Make it easier to pass command line arguments to Docker image. For example, number of BLAST threads can now be set as docker run ... wurmlab/sequenceserver sequenceserver -n 4 instead of docker run ... wurmlab/sequenceserver bundle exec bin/sequenceserver -d /db -n4 (yeah!)
Switch to using sequence id instead of accession for sequence retrieval. This fixes FASTA download for gnl|Morex|chr type sequence ids when using version 5 database (#475). Thanks to Eric Y for reporting the issue.
Ensure SequenceServer does not crash if it could not determine host IP, which can be the case if it is being run offline (#482). Thanks to Vladimir for reporting the issue.
Ensure error modal does not remove the rest of the content from the page.
JSON endpoints responded with content-type 'plain/text'. Change that to 'application/json'. Thanks to Richard Adams for reporting the issue.
Include hit title (the stuff after sequence id) in the summary table of hits per query. Of course, titles can be really long, so the text is truncated with ... when it overflows the table cell. The entire title is displayed in a tooltip. Feature requested by Niek Art.
Running sequenceserver -m will now automatically detect older V4 databases, and those created without the -parse_seqids option of makeblastdb, and offer to rebuild them. This works even if you deleted the original FASTA files.

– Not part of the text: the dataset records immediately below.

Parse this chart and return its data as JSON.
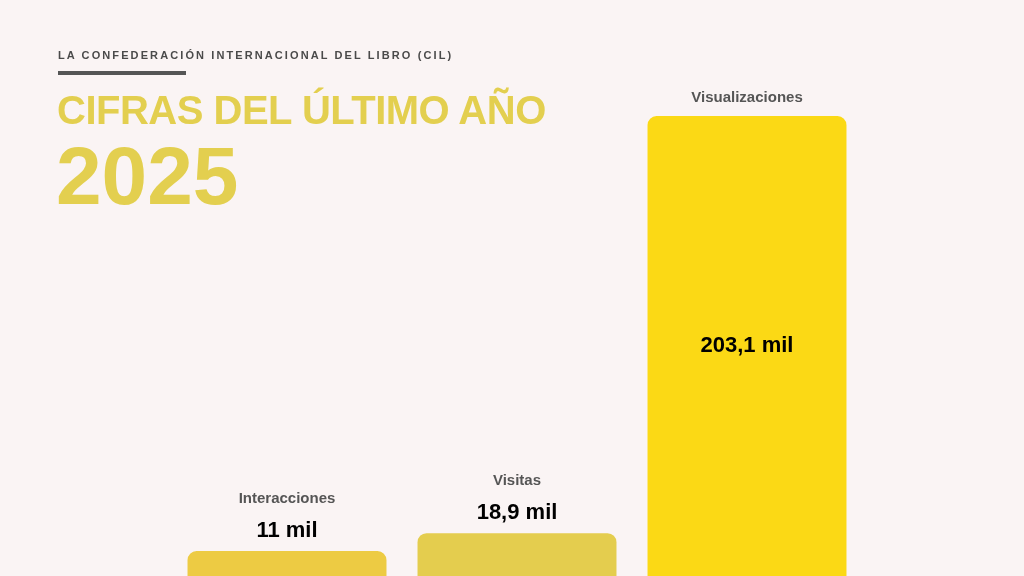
{
  "chart_data": {
    "type": "bar",
    "title": "CIFRAS DEL ÚLTIMO AÑO",
    "subtitle": "2025",
    "annotations": [
      "LA CONFEDERACIÓN INTERNACIONAL DEL LIBRO (CIL)"
    ],
    "categories": [
      "Interacciones",
      "Visitas",
      "Visualizaciones"
    ],
    "values": [
      11,
      18.9,
      203.1
    ],
    "colors": [
      "#edcb43",
      "#e4cd4e",
      "#fbd915"
    ],
    "value_labels": [
      "11 mil",
      "18,9 mil",
      "203,1 mil"
    ],
    "tick_labels": "x"
  }
}
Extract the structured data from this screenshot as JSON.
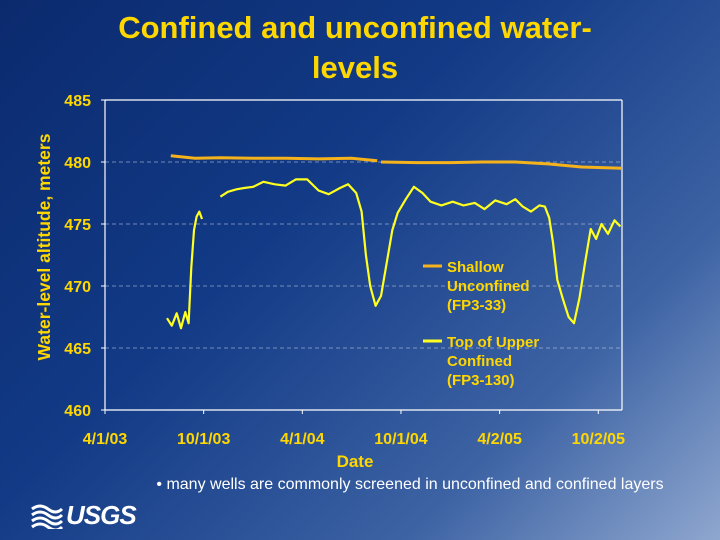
{
  "slide": {
    "title": "Confined and unconfined water-levels",
    "bullet": "• many wells are commonly screened in unconfined and confined layers",
    "logo_text": "USGS",
    "logo_icon": "usgs-wave-icon"
  },
  "colors": {
    "title": "#ffd700",
    "shallow_series": "#f5b21b",
    "upper_confined_series": "#ffff20",
    "axis": "#ffffff",
    "gridline": "#c9d3e8",
    "bullet_text": "#ffffff"
  },
  "chart_data": {
    "type": "line",
    "title": "Confined and unconfined water-levels",
    "xlabel": "Date",
    "ylabel": "Water-level altitude, meters",
    "x_ticks": [
      "4/1/03",
      "10/1/03",
      "4/1/04",
      "10/1/04",
      "4/2/05",
      "10/2/05"
    ],
    "x_tick_dates": [
      "2003-04-01",
      "2003-10-01",
      "2004-04-01",
      "2004-10-01",
      "2005-04-02",
      "2005-10-02"
    ],
    "y_ticks": [
      460,
      465,
      470,
      475,
      480,
      485
    ],
    "xlim": [
      "2003-04-01",
      "2005-11-15"
    ],
    "ylim": [
      460,
      485
    ],
    "grid": "horizontal dashed",
    "legend_position": "right, inside",
    "series": [
      {
        "name": "Shallow Unconfined (FP3-33)",
        "color": "#f5b21b",
        "points": [
          [
            "2003-08-01",
            480.5
          ],
          [
            "2003-09-15",
            480.3
          ],
          [
            "2003-11-01",
            480.35
          ],
          [
            "2004-01-01",
            480.3
          ],
          [
            "2004-03-01",
            480.3
          ],
          [
            "2004-05-01",
            480.25
          ],
          [
            "2004-07-01",
            480.3
          ],
          [
            "2004-08-18",
            480.1
          ],
          [
            null,
            null
          ],
          [
            "2004-08-25",
            480.0
          ],
          [
            "2004-11-01",
            479.95
          ],
          [
            "2005-01-01",
            479.95
          ],
          [
            "2005-03-01",
            480.0
          ],
          [
            "2005-05-01",
            480.0
          ],
          [
            "2005-07-01",
            479.85
          ],
          [
            "2005-09-01",
            479.6
          ],
          [
            "2005-11-15",
            479.5
          ]
        ]
      },
      {
        "name": "Top of Upper Confined (FP3-130)",
        "color": "#ffff20",
        "points": [
          [
            "2003-07-25",
            467.4
          ],
          [
            "2003-08-03",
            466.8
          ],
          [
            "2003-08-12",
            467.8
          ],
          [
            "2003-08-20",
            466.6
          ],
          [
            "2003-08-28",
            467.9
          ],
          [
            "2003-09-03",
            467.0
          ],
          [
            "2003-09-08",
            471.5
          ],
          [
            "2003-09-13",
            474.5
          ],
          [
            "2003-09-18",
            475.6
          ],
          [
            "2003-09-23",
            476.0
          ],
          [
            "2003-09-28",
            475.4
          ],
          [
            null,
            null
          ],
          [
            "2003-11-01",
            477.2
          ],
          [
            "2003-11-15",
            477.6
          ],
          [
            "2003-12-01",
            477.8
          ],
          [
            "2003-12-15",
            477.9
          ],
          [
            "2004-01-01",
            478.0
          ],
          [
            "2004-01-20",
            478.4
          ],
          [
            "2004-02-10",
            478.2
          ],
          [
            "2004-03-01",
            478.1
          ],
          [
            "2004-03-20",
            478.6
          ],
          [
            "2004-04-10",
            478.6
          ],
          [
            "2004-05-01",
            477.7
          ],
          [
            "2004-05-20",
            477.4
          ],
          [
            "2004-06-10",
            477.9
          ],
          [
            "2004-06-25",
            478.2
          ],
          [
            "2004-07-10",
            477.5
          ],
          [
            "2004-07-20",
            476.0
          ],
          [
            "2004-07-28",
            472.5
          ],
          [
            "2004-08-05",
            470.0
          ],
          [
            "2004-08-15",
            468.4
          ],
          [
            "2004-08-25",
            469.2
          ],
          [
            "2004-09-05",
            472.0
          ],
          [
            "2004-09-15",
            474.5
          ],
          [
            "2004-09-25",
            475.9
          ],
          [
            "2004-10-10",
            477.0
          ],
          [
            "2004-10-25",
            478.0
          ],
          [
            "2004-11-10",
            477.5
          ],
          [
            "2004-11-25",
            476.8
          ],
          [
            "2004-12-15",
            476.5
          ],
          [
            "2005-01-05",
            476.8
          ],
          [
            "2005-01-25",
            476.5
          ],
          [
            "2005-02-15",
            476.7
          ],
          [
            "2005-03-05",
            476.2
          ],
          [
            "2005-03-25",
            476.9
          ],
          [
            "2005-04-15",
            476.6
          ],
          [
            "2005-05-01",
            477.0
          ],
          [
            "2005-05-15",
            476.4
          ],
          [
            "2005-05-30",
            476.0
          ],
          [
            "2005-06-15",
            476.5
          ],
          [
            "2005-06-25",
            476.4
          ],
          [
            "2005-07-03",
            475.5
          ],
          [
            "2005-07-10",
            473.5
          ],
          [
            "2005-07-18",
            470.5
          ],
          [
            "2005-07-28",
            469.0
          ],
          [
            "2005-08-08",
            467.5
          ],
          [
            "2005-08-18",
            467.0
          ],
          [
            "2005-08-28",
            469.0
          ],
          [
            "2005-09-08",
            472.0
          ],
          [
            "2005-09-18",
            474.6
          ],
          [
            "2005-09-28",
            473.8
          ],
          [
            "2005-10-08",
            475.0
          ],
          [
            "2005-10-20",
            474.2
          ],
          [
            "2005-11-01",
            475.3
          ],
          [
            "2005-11-12",
            474.8
          ]
        ]
      }
    ]
  }
}
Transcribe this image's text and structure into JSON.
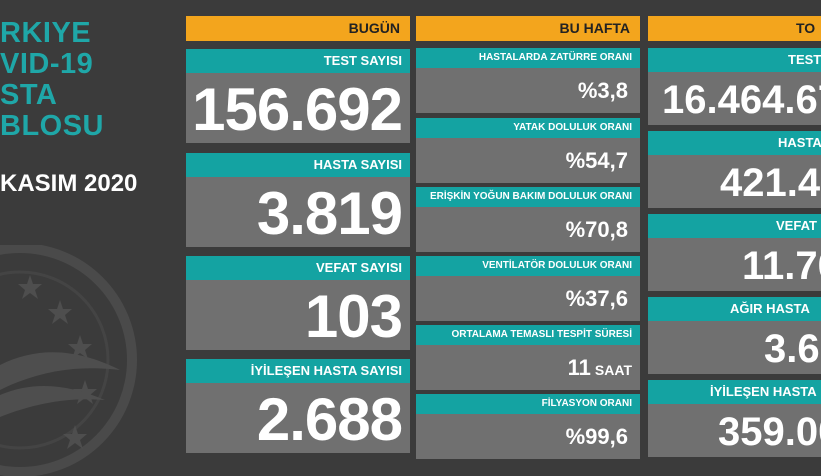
{
  "left": {
    "title_lines": [
      "RKIYE",
      "VID-19",
      "STA",
      "BLOSU"
    ],
    "date": "KASIM 2020"
  },
  "headers": {
    "today": "BUGÜN",
    "this_week": "BU HAFTA",
    "total": "TO"
  },
  "today": [
    {
      "label": "TEST SAYISI",
      "value": "156.692"
    },
    {
      "label": "HASTA SAYISI",
      "value": "3.819"
    },
    {
      "label": "VEFAT SAYISI",
      "value": "103"
    },
    {
      "label": "İYİLEŞEN HASTA SAYISI",
      "value": "2.688"
    }
  ],
  "week": [
    {
      "label": "HASTALARDA ZATÜRRE ORANI",
      "value": "%3,8",
      "unit": ""
    },
    {
      "label": "YATAK DOLULUK ORANI",
      "value": "%54,7",
      "unit": ""
    },
    {
      "label": "ERİŞKİN YOĞUN BAKIM DOLULUK ORANI",
      "value": "%70,8",
      "unit": ""
    },
    {
      "label": "VENTİLATÖR DOLULUK ORANI",
      "value": "%37,6",
      "unit": ""
    },
    {
      "label": "ORTALAMA TEMASLI TESPİT SÜRESİ",
      "value": "11",
      "unit": "SAAT"
    },
    {
      "label": "FİLYASYON ORANI",
      "value": "%99,6",
      "unit": ""
    }
  ],
  "total": [
    {
      "label": "TEST",
      "value": "16.464.67"
    },
    {
      "label": "HASTA",
      "value": "421.4"
    },
    {
      "label": "VEFAT",
      "value": "11.70"
    },
    {
      "label": "AĞIR HASTA",
      "value": "3.6"
    },
    {
      "label": "İYİLEŞEN HASTA",
      "value": "359.00"
    }
  ],
  "colors": {
    "background": "#3b3b3b",
    "header": "#f3a51d",
    "label": "#14a3a2",
    "value_bg": "#707070",
    "title": "#1fa7a8"
  }
}
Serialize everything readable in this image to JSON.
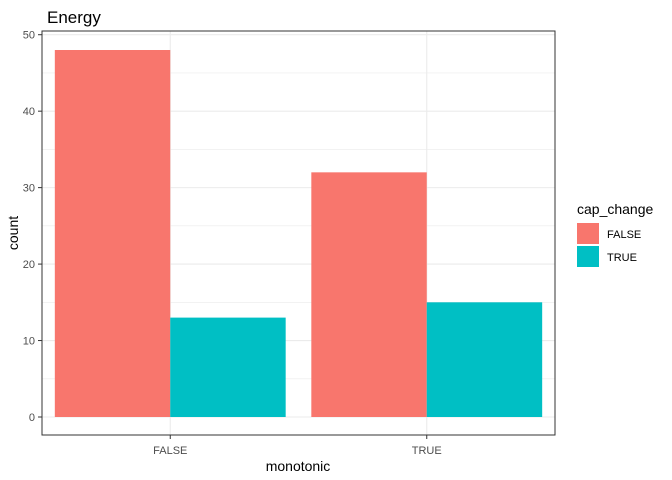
{
  "chart_data": {
    "type": "bar",
    "title": "Energy",
    "xlabel": "monotonic",
    "ylabel": "count",
    "categories": [
      "FALSE",
      "TRUE"
    ],
    "series": [
      {
        "name": "FALSE",
        "values": [
          48,
          32
        ],
        "color": "#F8766D"
      },
      {
        "name": "TRUE",
        "values": [
          13,
          15
        ],
        "color": "#00BFC4"
      }
    ],
    "ylim": [
      0,
      50
    ],
    "yticks": [
      0,
      10,
      20,
      30,
      40,
      50
    ],
    "grid": true,
    "legend": {
      "title": "cap_change",
      "placement": "right"
    }
  }
}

Database titles are preserved when rebuilding, however, taxonomy information in the database is unfortunately not preserved.
BLASTing a mix of older V4 and newer V5 databases causes error. SequenceServer now catches and informs the user of this error. Thanks to Massimiliano babbucci for reporting this issue.
The list of databases in the search form should be alphabetically sorted. This behaviour was lost in the rewrite leading to version 2.0 and has now been fixed. Thanks to Loraine Guéguen for reporting the issue.
Improve regular expression used to detect multi-part databases, so that databases that aren't multi-part are recognised and displayed in the interface (#465). Issue reported and fixed by Loraine Brillet-Guéguen.